The gain equation of the above estimator can be represented mathematically as follows:

$$\begin{aligned} G_{MMSE} (\xi _k, \gamma _k)= \left\{ \begin{array}{cl} \Big ( \frac{1}{v_k}- \frac{1}{e^v_k-1}\Big )^ \frac{1}{2} &{}\quad if \; \sigma ^2_s(k) \ne \sigma ^2_d(k)\\ \big (\frac{1}{2}\big )^ \frac{1}{2} &{}\quad if \; \sigma ^2_s(k) = \sigma ^2_d(k) \end{array}\right. \end{aligned}$$
(30)

3.2.3 MAP estimator

The MAP estimator can be written as shown below:

$$\begin{aligned} \hat{S^2_k}= arg max f_{S^2_K} \big (S^2_k|C^2_k\big ) \end{aligned}$$
(31)

maximization with respect to \(S^2_K\).

$$\begin{aligned} \hat{S^2_k}= & {} \left\{ \begin{array}{cl} C^2_k &{}\quad if\; \frac{1}{\lambda (k)}<0\\ 0 &{}\quad if \; \frac{1}{\lambda (k)}>0 \end{array}\right. \end{aligned}$$
(32)
$$\begin{aligned} \hat{S^2_k}= & {} \left\{ \begin{array}{cl} C^2_k &{}\quad if\; \sigma ^2_s(k) \ge \sigma ^2_d(k)\\ 0 &{}\quad if \; \sigma ^2_s(k) < \sigma ^2_d(k) \end{array}\right. \end{aligned}$$
(33)

The MAP estimator gain function can be represented as follows:

$$\begin{aligned} G_{MAP}(k)= \left\{ \begin{array}{cl} 1 &{}\quad if \; \sigma ^2_s(k) \ge \sigma ^2_d(k)\\ 0 &{}\quad if \; \sigma ^2_s(k) < \sigma ^2_d(k) \end{array}\right. \end{aligned}$$
(34)

by using equation (22), the above MAPs gain function can also be represented as:

$$\begin{aligned} G_{MAP}(\xi _k)= \left\{ \begin{array}{cl} 1 &{}\quad if \; \xi _k \ge 1\\ 0 &{}\quad if \; \xi _k < 1 \end{array}\right. \end{aligned}$$
(35)

3.3 Measures of performance and analysis

The standard measures are used to evaluate the performances of proposed and existing speech enhancement methods. They are composite measures and perceptual evaluation of speech quality (PESQ).
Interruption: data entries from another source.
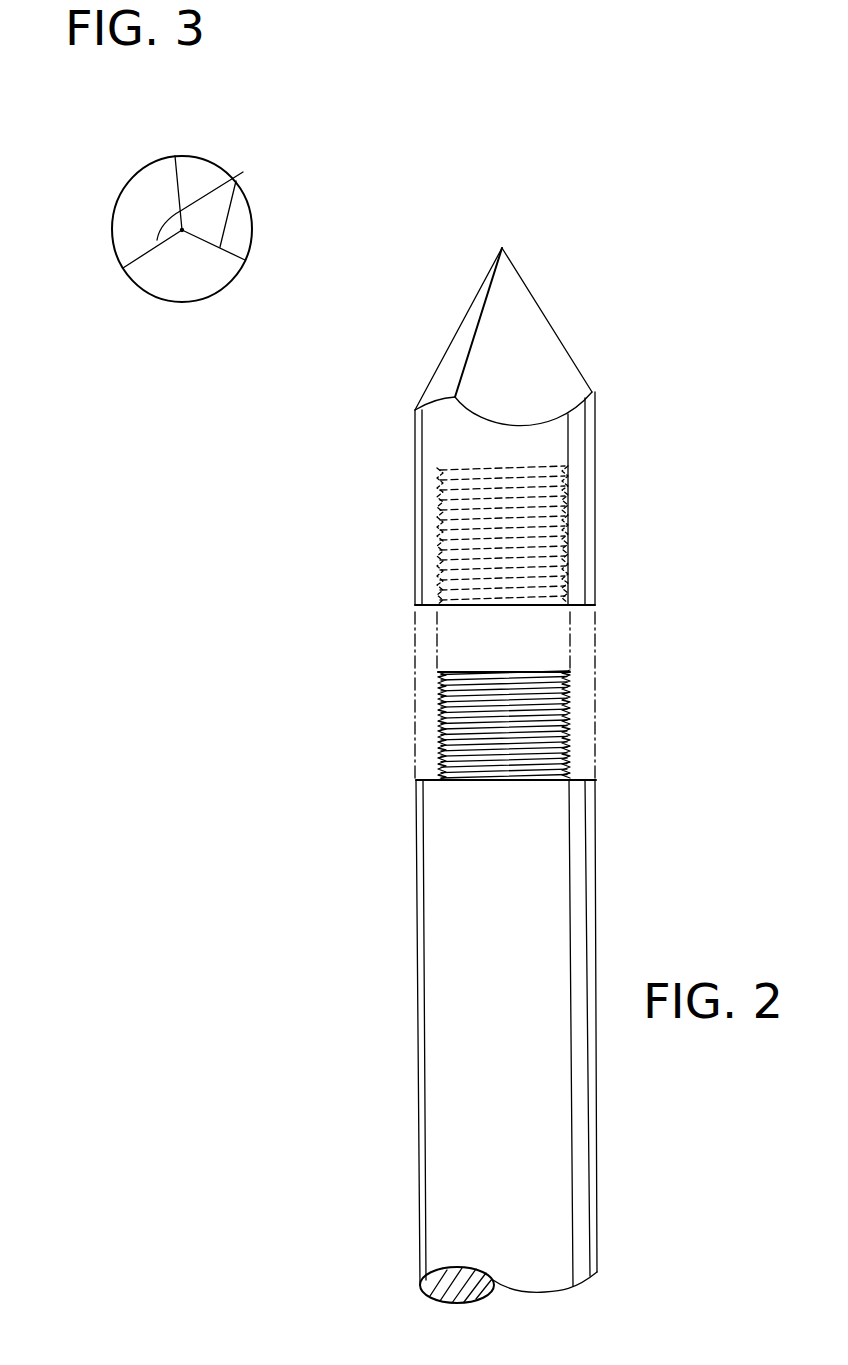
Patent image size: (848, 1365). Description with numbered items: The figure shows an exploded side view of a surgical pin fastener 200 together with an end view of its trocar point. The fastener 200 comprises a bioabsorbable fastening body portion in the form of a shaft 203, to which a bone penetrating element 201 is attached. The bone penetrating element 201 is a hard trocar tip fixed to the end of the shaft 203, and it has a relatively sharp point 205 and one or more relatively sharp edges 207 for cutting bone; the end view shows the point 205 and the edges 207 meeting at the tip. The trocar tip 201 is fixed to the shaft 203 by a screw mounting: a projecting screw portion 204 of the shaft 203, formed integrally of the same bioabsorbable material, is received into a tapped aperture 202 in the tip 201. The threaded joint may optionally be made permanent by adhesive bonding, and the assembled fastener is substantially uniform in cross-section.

In FIG. 2, the surgical pin fastener 200 is at (276, 848).
In FIG. 3, the bone penetrating element 201 is at (128, 187).
In FIG. 2, the bone penetrating element 201 is at (415, 505).
In FIG. 2, the tapped aperture 202 is at (567, 525).
In FIG. 2, the shaft 203 is at (375, 665).
In FIG. 2, the projecting screw portion 204 is at (572, 697).
In FIG. 3, the point 205 is at (182, 230).
In FIG. 2, the point 205 is at (502, 243).
In FIG. 3, the edges 207 is at (178, 181).
In FIG. 2, the edges 207 is at (473, 333).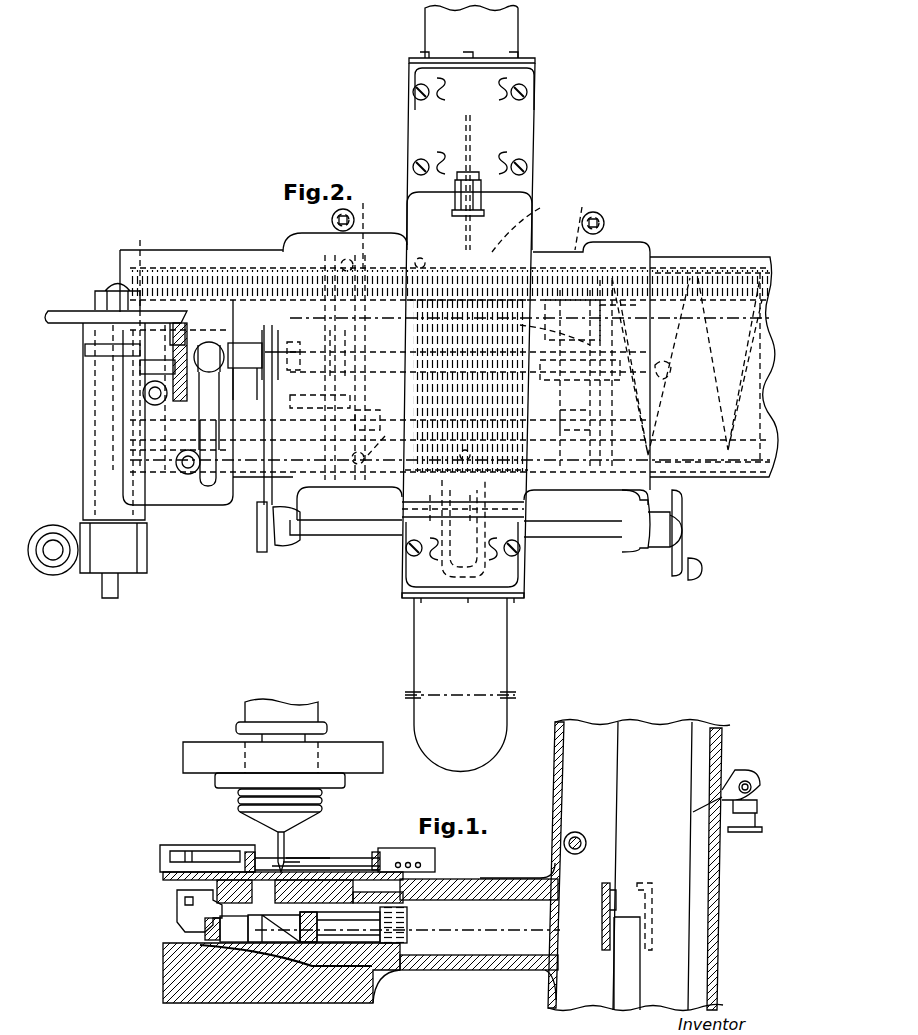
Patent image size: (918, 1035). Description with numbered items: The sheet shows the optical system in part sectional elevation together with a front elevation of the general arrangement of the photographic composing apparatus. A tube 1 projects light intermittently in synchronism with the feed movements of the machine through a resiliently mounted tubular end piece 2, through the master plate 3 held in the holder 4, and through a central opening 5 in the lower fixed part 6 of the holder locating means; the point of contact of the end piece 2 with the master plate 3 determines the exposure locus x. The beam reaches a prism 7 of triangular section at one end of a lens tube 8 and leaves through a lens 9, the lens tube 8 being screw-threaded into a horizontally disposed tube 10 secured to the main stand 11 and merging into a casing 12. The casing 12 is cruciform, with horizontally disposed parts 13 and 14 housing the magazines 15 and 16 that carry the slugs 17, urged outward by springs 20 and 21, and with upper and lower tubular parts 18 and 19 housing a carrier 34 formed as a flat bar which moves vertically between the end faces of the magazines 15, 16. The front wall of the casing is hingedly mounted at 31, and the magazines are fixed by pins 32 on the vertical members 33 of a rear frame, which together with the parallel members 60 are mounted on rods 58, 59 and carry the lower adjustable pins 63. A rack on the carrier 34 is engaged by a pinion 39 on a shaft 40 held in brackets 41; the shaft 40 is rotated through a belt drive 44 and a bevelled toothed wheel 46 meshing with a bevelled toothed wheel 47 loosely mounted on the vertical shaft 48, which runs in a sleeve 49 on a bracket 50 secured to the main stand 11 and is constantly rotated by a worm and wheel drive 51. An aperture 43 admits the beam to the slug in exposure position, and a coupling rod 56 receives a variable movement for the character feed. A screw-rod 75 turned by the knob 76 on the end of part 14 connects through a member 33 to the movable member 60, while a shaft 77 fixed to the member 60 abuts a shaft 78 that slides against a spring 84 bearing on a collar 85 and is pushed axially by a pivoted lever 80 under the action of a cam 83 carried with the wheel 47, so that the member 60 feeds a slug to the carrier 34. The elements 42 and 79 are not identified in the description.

In FIG. 1, the tube 1 is at (250, 716).
In FIG. 1, the exposure locus x is at (265, 848).
In FIG. 1, the tubular end piece 2 is at (285, 848).
In FIG. 1, the master plate 3 is at (338, 858).
In FIG. 1, the holder 4 is at (388, 852).
In FIG. 1, the central opening 5 is at (292, 862).
In FIG. 1, the lower fixed part 6 is at (350, 868).
In FIG. 1, the prism 7 is at (268, 930).
In FIG. 1, the lens tube 8 is at (328, 930).
In FIG. 1, the lens 9 is at (407, 918).
In FIG. 1, the horizontally disposed tube 10 is at (463, 960).
In FIG. 1, the main stand 11 is at (216, 975).
In FIG. 1, the casing 12 is at (555, 872).
In FIG. 2, the horizontally disposed part 13 is at (372, 250).
In FIG. 2, the horizontally disposed part 14 is at (537, 252).
In FIG. 2, the magazine 15 is at (235, 262).
In FIG. 2, the magazine 16 is at (685, 260).
In FIG. 2, the slugs 17 is at (529, 220).
In FIG. 1, the slugs 17 is at (630, 965).
In FIG. 2, the upper vertically extending tubular part 18 is at (497, 42).
In FIG. 2, the lower vertically extending tubular part 19 is at (440, 618).
In FIG. 2, the spring 20 is at (203, 364).
In FIG. 2, the spring 21 is at (708, 310).
In FIG. 2, the hinge mounting 31 is at (528, 506).
In FIG. 2, the pins 32 is at (333, 263).
In FIG. 2, the vertically disposed members 33 is at (280, 418).
In FIG. 2, the carrier 34 is at (470, 150).
In FIG. 1, the carrier 34 is at (630, 760).
In FIG. 2, the pinion 39 is at (483, 541).
In FIG. 2, the shaft 40 is at (380, 526).
In FIG. 2, the brackets 41 is at (275, 520).
In FIG. 2, the hand wheel 42 is at (696, 534).
In FIG. 1, the aperture 43 is at (604, 935).
In FIG. 2, the belt drive 44 is at (268, 490).
In FIG. 2, the bevelled toothed wheel 46 is at (150, 400).
In FIG. 2, the bevelled toothed wheel 47 is at (74, 313).
In FIG. 2, the vertically disposed shaft 48 is at (118, 588).
In FIG. 2, the sleeve 49 is at (97, 394).
In FIG. 2, the bracket 50 is at (160, 486).
In FIG. 2, the worm and wheel drive 51 is at (53, 575).
In FIG. 1, the coupling rod 56 is at (178, 905).
In FIG. 2, the rods 58 is at (633, 302).
In FIG. 2, the rods 59 is at (582, 357).
In FIG. 2, the parallel members 60 is at (358, 374).
In FIG. 2, the pins 63 is at (472, 324).
In FIG. 2, the screw-rod 75 is at (572, 352).
In FIG. 2, the knob 76 is at (668, 374).
In FIG. 2, the shaft 77 is at (281, 346).
In FIG. 2, the shaft 78 is at (252, 343).
In FIG. 2, the knob 79 is at (212, 345).
In FIG. 2, the pivoted lever 80 is at (140, 367).
In FIG. 2, the cam 83 is at (100, 351).
In FIG. 2, the spring 84 is at (327, 367).
In FIG. 2, the collar 85 is at (298, 360).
The scales of ratings of composite measures is shown in Table 1. The three important composite measures Hu and Loizou (2007) are,

  • Speech signal distortion (s).

  • Background noise distortion (b).

  • Overall speech signal quality (o).

3.4 Performance evaluation of existing methods

The TIMIT and Kannada speech databases are used for the experiments conduction. The speech sentences are corrupted by musical, car, babble and street noises. The evaluation of performances of existing and proposed methods are presented in this section.

3.4.1 SS-VAD method performance evaluation

The Tables 2 and 3 shows the performance evaluation of SS-VAD technique in terms of PESQ for both databases. There is a less suppression of musical noise for both databases using SS-VAD technique. The performance evaluation of the same method using composite measures for both databases is shown in Tables 4 and 5. It can be inferred from the tables that there is a less improvement in the speech databases which are degraded by musical noise.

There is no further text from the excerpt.